Dimensions & Dimensional Analysis
1. Give two drawbacks of dimensional analysis?
Solution: Two salient drawbacks of dimensional analysis are:-
i. The method does not tell where the equation is wrong.
ii. If the dimensions had been the same on each side of the equation, we would know only that it might be correct, for the method does not provide a check on numerical factors.
2. What is the importance of dimensional analysis inspite of its drawbacks?
Solution: In many physical situations, it is very difficult to obtain the formula of a physical quantity. It is because the mathematical analysis involved is too difficult. In such situations dimensional analysis can be a powerful tool.
3. What are the basic rules of dimensional analysis?
Solution: There are two simple rules upon which dimensional analysis is based.
i) We can add or subtract quantities only if they have the same dimensions. For example we cannot add an area to a speed to obtain a meaningful sum.
ii) An equation is correct if each and every term on the two sides of an equal sign has the same dimensions. For example in the equation A = B + C, the dimensions of A, B and C must be same.
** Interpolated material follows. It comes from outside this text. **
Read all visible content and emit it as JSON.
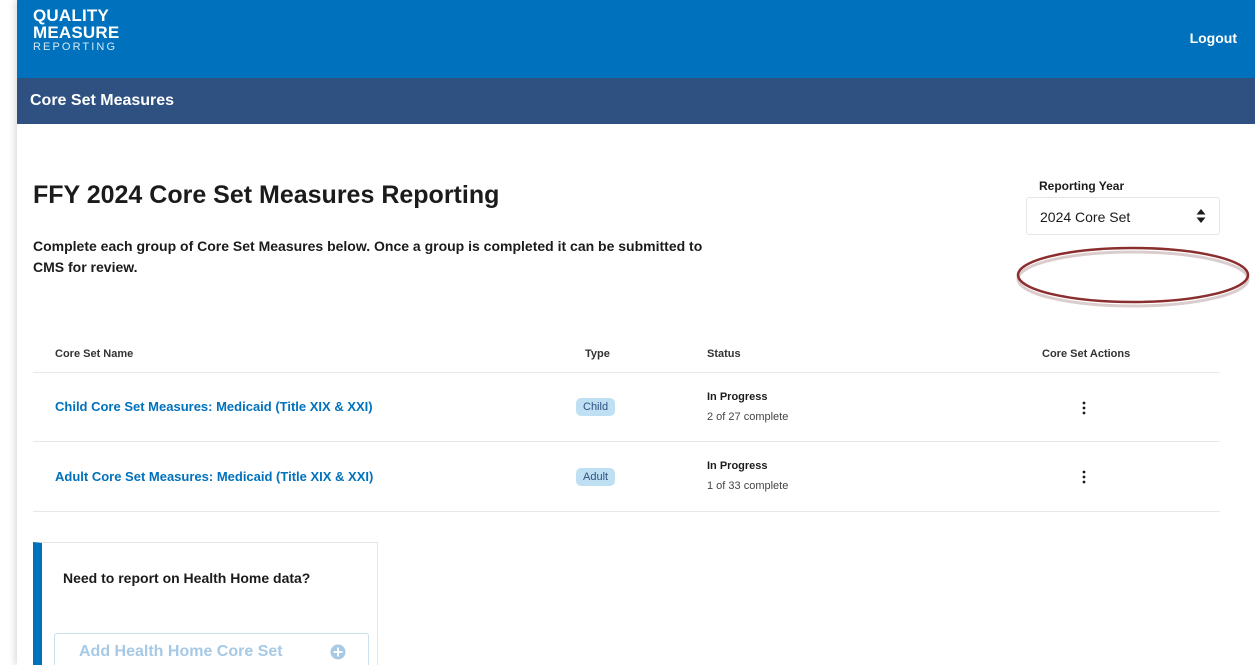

4. Can dimensional analysis tell you that a physical relation is completely right?
Solution: Even if dimensionally correct, it does not prove that the relation is completely correct. It is because the numerical factors in the relation can be wrong. Thus a dimensional check can tell you when a relation is wrong; it cannot tell you that it is completely right.
5. Why do we use square brackets round M,L and T ?
Solution: We use square brackets round to M,L and T to show that we are dealing with the dimensions of a physical quantity.
6. Can we tell the unit of a physical quantity from its dimensions?
Solution: We can immediately tell the unit of a physical quantity from its dimensions.
7. What is the basic requirement for a physical relation to be correct?
Solution: Dimensional Consistency is the basic requirement for a physical relation to be correct. It is, of course, not sufficient.
8. While deriving the relationships between physical quantities by dimensional analysis, dimensionless constant enters into the relationship. Can you find its magnitude by methods of dimensions?
Solution: We cannot find the magnitude of the dimensionless constant in the relation by the method of dimensions because it is a number. We find its value by experiment or through mathematical investigation.
Dimensional Analysis - Class 11
9. Should an equation describe a physical situation?
Solution: It is very important that every equation must describe some physical situation. An equation can have the correct dimensions in each term without describing any physical situation.